Eighteenth Annual Darwin College Lecture Series 2003
Lecture 3 : 31 January 2003
Professor Svante Pääbo
Max Planck Institute for Evolutionary Anthropology, Leipzig
I will describe our efforts to elucidate the evolutionary history of extinct species and past populations using 'ancient' DNA; that is, DNA from archaeological and palaeontological remains. Analysis of ancient DNA is made extremely difficult by the fact that the DNA molecules are degraded to small pieces and chemically modified as a result of post-mortem enzymatic, hydrolytic, and oxidative processes.
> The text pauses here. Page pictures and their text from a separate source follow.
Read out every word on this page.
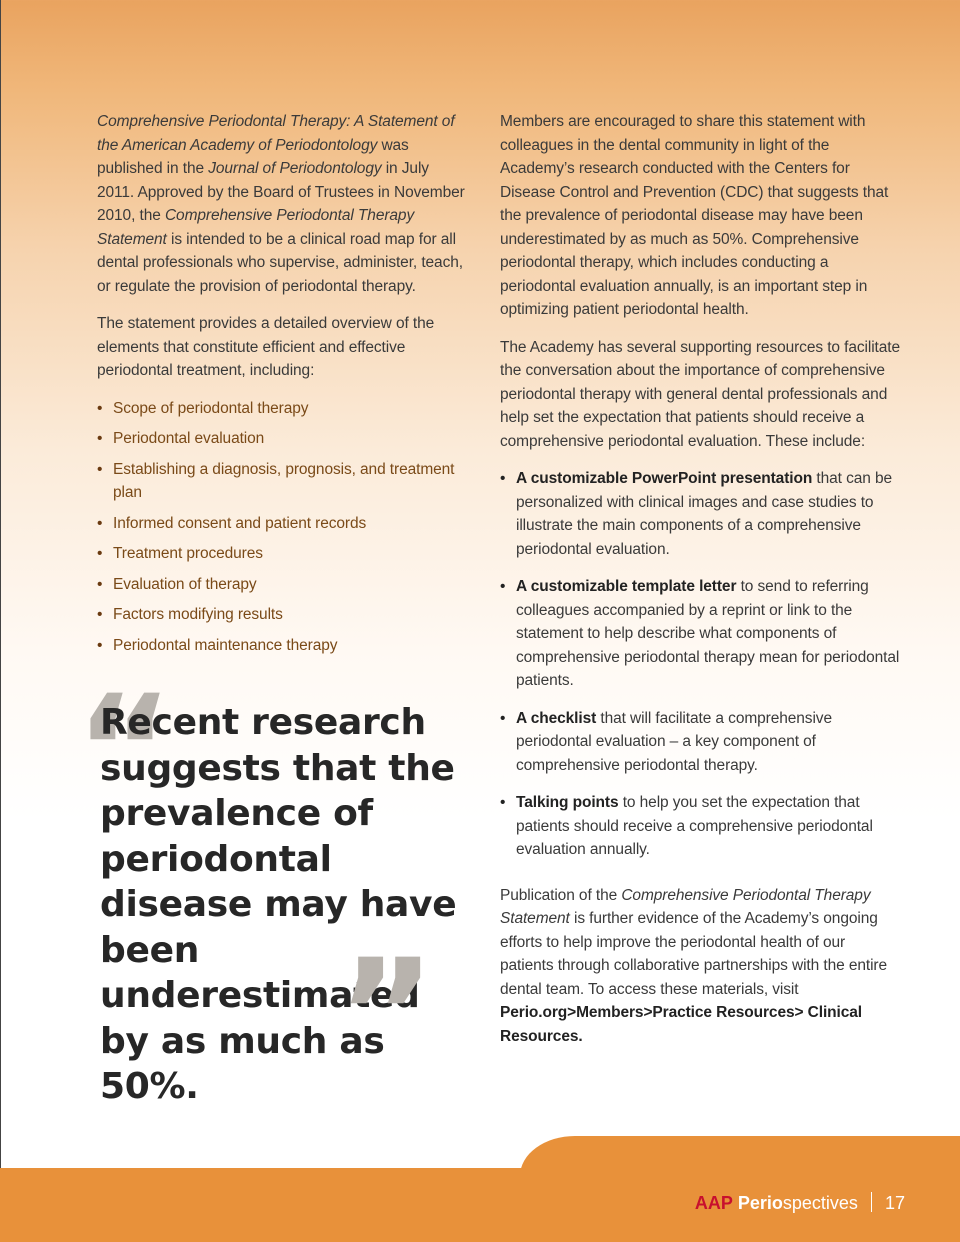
Comprehensive Periodontal Therapy: A Statement of the American Academy of Periodontology was published in the Journal of Periodontology in July 2011. Approved by the Board of Trustees in November 2010, the Comprehensive Periodontal Therapy Statement is intended to be a clinical road map for all dental professionals who supervise, administer, teach, or regulate the provision of periodontal therapy.

The statement provides a detailed overview of the elements that constitute efficient and effective periodontal treatment, including:

• Scope of periodontal therapy
• Periodontal evaluation
• Establishing a diagnosis, prognosis, and treatment plan
• Informed consent and patient records
• Treatment procedures
• Evaluation of therapy
• Factors modifying results
• Periodontal maintenance therapy
“
Recent research suggests that the prevalence of periodontal disease may have been underestimated by as much as 50%. ”

Members are encouraged to share this statement with colleagues in the dental community in light of the Academy’s research conducted with the Centers for Disease Control and Prevention (CDC) that suggests that the prevalence of periodontal disease may have been underestimated by as much as 50%. Comprehensive periodontal therapy, which includes conducting a periodontal evaluation annually, is an important step in optimizing patient periodontal health.

The Academy has several supporting resources to facilitate the conversation about the importance of comprehensive periodontal therapy with general dental professionals and help set the expectation that patients should receive a comprehensive periodontal evaluation. These include:

• A customizable PowerPoint presentation that can be personalized with clinical images and case studies to illustrate the main components of a comprehensive periodontal evaluation.
• A customizable template letter to send to referring colleagues accompanied by a reprint or link to the statement to help describe what components of comprehensive periodontal therapy mean for periodontal patients.
• A checklist that will facilitate a comprehensive periodontal evaluation – a key component of comprehensive periodontal therapy.
• Talking points to help you set the expectation that patients should receive a comprehensive periodontal evaluation annually.

Publication of the Comprehensive Periodontal Therapy Statement is further evidence of the Academy’s ongoing efforts to help improve the periodontal health of our patients through collaborative partnerships with the entire dental team. To access these materials, visit Perio.org>Members>Practice Resources> Clinical Resources.

AAP Periospectives 17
In addition, the inescapable contamination of old specimens with miniscule amounts of contemporary DNA means that stringent criteria must be met in order to avoid erroneous results. Over the last 15 years, we have made progress in overcoming some of these problems and have been able to retrieve DNA sequences from Pleistocene organisms such as cave bears, mammoths and Neanderthals.
I will discuss what Neanderthal DNA sequences suggest concerning the histories and interactions of Neanderthals and modern humans. I will also discuss how a direct window into the behavior of extinct mammals and ancient humans is given by the inference of their diets using analysis of DNA from coprolites. Furthermore, DNA from ancient corn cobs allows us to follow how key genes responsible for various properties of maize were selected by early farmers in the Americas.
Professor Svante Pääbo was the founding Director of the Max Planck Institute for Evolutionary Anthropology in Leipzig which opened in 1997 and is an expert in evolutionary genetics. By comparative DNA sequencing in humans, chimpanzees, gorillas and orangutans, he aims to gain a better understanding of the origin, time and early migrations of humans and their closest relatives. He also uses methods for the retrieval of DNA sequences from archaeological and paleontological remains to elucidate the history of humans and Pleistocene mammals.